Output format conversion — helper to go from the grid to existing output targets:

def grid_to_ansi(grid: list[list[tuple[str, Optional[tuple]]]]) -> str:
    """Convert (char, rgb) grid to ANSI true-color string."""

def grid_to_svg(grid, cell_w, cell_h, font_size, font_family) -> str:
    """Convert (char, rgb) grid to SVG string."""

In scripts/generate_gallery.py, the 4k profile should use render_text_as_image() instead of the current TTF glyph-dict path. The output is an SVG with per-character color from the grid.
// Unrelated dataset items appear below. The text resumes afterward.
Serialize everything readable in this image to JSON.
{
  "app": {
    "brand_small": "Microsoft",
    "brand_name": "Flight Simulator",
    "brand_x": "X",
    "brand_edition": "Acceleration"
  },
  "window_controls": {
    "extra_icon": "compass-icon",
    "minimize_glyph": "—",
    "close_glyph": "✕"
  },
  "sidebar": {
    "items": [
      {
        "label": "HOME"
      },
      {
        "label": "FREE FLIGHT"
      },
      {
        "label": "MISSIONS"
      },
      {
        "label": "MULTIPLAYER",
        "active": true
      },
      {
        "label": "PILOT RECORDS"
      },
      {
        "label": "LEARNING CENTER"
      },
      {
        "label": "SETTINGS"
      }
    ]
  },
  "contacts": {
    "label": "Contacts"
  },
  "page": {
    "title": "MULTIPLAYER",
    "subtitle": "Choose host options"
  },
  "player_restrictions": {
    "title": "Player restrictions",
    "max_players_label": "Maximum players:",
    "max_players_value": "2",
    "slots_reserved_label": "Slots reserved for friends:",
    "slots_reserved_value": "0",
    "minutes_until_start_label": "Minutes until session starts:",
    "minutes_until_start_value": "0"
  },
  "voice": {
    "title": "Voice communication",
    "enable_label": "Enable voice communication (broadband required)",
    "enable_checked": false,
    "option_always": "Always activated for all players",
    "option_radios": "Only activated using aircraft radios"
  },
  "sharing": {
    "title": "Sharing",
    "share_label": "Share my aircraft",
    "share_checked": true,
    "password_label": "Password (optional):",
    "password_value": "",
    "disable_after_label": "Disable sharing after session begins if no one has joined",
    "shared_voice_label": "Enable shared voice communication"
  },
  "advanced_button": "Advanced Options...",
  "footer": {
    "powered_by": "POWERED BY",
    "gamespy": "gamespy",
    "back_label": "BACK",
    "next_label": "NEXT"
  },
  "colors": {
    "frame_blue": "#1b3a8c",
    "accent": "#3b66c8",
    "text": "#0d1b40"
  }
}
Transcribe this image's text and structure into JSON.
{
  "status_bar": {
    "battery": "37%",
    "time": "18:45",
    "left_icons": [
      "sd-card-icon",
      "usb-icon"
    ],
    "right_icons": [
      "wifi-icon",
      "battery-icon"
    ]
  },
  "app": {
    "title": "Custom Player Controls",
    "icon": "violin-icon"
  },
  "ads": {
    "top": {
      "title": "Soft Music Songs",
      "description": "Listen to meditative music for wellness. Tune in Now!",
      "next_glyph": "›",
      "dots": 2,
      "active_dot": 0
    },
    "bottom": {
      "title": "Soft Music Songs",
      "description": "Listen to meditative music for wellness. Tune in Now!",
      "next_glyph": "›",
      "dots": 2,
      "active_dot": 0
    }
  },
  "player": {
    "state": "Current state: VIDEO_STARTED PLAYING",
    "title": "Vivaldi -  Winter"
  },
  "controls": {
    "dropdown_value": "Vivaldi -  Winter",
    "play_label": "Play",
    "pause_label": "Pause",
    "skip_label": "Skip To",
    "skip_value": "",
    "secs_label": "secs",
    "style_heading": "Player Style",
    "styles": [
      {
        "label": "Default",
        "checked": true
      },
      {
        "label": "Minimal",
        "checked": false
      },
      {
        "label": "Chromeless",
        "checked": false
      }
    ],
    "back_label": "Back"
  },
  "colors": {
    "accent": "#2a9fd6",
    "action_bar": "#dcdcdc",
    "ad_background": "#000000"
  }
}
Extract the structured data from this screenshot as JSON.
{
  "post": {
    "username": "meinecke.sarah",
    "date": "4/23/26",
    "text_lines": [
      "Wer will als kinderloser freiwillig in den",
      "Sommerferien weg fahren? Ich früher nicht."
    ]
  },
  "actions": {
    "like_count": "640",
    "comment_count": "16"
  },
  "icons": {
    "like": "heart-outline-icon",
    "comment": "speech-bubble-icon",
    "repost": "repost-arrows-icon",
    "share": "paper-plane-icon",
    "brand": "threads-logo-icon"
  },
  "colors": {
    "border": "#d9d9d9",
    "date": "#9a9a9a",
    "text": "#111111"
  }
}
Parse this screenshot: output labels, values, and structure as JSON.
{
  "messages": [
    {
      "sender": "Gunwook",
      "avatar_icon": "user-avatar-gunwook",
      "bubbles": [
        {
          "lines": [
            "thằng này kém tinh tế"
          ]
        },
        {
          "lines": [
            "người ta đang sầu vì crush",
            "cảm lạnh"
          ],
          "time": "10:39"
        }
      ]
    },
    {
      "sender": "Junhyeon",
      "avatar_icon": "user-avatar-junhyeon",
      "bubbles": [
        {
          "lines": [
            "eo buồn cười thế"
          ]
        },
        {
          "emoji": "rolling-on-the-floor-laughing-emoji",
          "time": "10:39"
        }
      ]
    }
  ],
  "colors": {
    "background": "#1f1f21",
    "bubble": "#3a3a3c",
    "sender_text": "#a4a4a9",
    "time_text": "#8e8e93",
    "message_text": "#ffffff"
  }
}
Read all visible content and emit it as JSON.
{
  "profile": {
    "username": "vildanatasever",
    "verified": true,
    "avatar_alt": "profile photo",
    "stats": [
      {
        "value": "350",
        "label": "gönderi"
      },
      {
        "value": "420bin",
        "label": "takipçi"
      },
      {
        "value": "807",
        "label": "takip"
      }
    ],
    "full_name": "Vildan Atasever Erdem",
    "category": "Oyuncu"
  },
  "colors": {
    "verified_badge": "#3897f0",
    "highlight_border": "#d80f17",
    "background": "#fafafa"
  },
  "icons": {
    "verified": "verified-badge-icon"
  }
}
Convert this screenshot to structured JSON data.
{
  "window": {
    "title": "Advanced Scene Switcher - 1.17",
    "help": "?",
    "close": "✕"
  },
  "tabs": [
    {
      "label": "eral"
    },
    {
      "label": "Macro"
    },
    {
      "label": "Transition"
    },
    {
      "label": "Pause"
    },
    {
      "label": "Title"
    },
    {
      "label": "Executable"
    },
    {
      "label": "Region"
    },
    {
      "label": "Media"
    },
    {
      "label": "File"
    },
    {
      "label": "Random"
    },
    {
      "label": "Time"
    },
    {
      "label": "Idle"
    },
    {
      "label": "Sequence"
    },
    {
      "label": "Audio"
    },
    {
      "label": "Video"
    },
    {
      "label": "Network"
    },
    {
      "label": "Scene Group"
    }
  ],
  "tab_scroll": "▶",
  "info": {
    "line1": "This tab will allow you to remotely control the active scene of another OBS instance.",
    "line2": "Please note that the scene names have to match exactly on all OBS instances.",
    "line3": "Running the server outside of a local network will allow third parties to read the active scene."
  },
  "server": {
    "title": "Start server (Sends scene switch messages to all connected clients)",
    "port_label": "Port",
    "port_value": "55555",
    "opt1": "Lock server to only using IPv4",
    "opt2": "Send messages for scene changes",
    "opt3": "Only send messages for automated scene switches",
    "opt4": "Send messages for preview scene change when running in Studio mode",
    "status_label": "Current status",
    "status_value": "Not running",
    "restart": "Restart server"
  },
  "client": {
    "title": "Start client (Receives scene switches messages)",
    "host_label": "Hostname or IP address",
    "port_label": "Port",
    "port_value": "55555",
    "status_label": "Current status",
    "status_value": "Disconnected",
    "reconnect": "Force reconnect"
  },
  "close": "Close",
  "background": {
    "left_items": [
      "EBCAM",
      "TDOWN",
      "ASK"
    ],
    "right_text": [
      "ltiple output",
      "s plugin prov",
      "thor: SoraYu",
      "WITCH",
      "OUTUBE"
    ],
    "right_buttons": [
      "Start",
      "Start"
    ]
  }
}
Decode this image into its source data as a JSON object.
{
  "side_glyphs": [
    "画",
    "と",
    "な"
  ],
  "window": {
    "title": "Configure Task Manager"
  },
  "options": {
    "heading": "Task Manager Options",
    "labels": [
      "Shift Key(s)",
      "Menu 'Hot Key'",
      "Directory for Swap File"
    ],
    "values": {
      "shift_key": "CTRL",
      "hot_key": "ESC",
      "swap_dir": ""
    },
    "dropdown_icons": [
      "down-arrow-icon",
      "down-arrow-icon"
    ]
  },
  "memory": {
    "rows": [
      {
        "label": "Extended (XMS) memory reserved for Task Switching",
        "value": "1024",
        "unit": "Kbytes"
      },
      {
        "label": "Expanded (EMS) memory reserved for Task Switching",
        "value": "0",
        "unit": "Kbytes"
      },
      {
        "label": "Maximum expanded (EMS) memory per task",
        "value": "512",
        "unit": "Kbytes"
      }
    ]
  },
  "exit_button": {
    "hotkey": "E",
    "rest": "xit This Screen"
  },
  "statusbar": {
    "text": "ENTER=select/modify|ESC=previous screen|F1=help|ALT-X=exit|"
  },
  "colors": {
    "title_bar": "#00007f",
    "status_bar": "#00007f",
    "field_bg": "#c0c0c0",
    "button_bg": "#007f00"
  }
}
Cell dimensions for 4K SVG gallery:

  • SVG canvas: 3840×2160 (or scaled)
  • Monospace cell: 8px wide × 16px tall (adjust per font)
  • Grid: 480 cols × 135 rows

What NOT to change

  • justdoit/fonts/ttf.py — leave as-is; still used by fill-effect renders
  • justdoit/core/rasterizer.py — leave as-is; glyph-dict path unchanged
  • justdoit/effects/shape_fill.py — update to import from core/char_db.py instead of defining locally; pure refactor, no behavior change
  • All existing tests — must continue passing

New tests required

  • tests/test_char_db.py — DB build, cache hit, nearest_char correctness
  • tests/test_image_sampler.py — synthetic PIL images (solid, gradient, half-filled), verify char and color output
  • tests/test_image_pipeline.py — render_text_as_image smoke tests, grid dimensions correct

Technique registry updates

Update docs/research/TECHNIQUES.md:

  • G02: status done → note “superseded by image pipeline for 4K; glyph-dict path retained for fill effects”
  • G09: status ideadone, implementation notes

File checklist

NEW:
  justdoit/core/char_db.py
  justdoit/core/image_sampler.py
  justdoit/core/image_pipeline.py
  tests/test_char_db.py
  tests/test_image_sampler.py
  tests/test_image_pipeline.py

MODIFIED:
  justdoit/effects/shape_fill.py   (import from core/char_db, remove local defs)
  scripts/generate_gallery.py      (4k profile → image pipeline)
  docs/research/TECHNIQUES.md      (G02 note, G09 done)

UNCHANGED:
  justdoit/fonts/ttf.py
  justdoit/core/rasterizer.py
  justdoit/core/glyph.py
  all existing tests

Success criteria

  1. uv run pytest — all existing tests pass, new tests pass
  2. uv run python scripts/generate_gallery.py --profile 4k — produces SVG where letter shapes are recognizable at full 4K scale (not noise clusters)
  3. render_pil_image_as_ascii(some_image) works end-to-end and produces colored ASCII output
  4. No regressions on fill effects (flame, plasma, turing, etc.)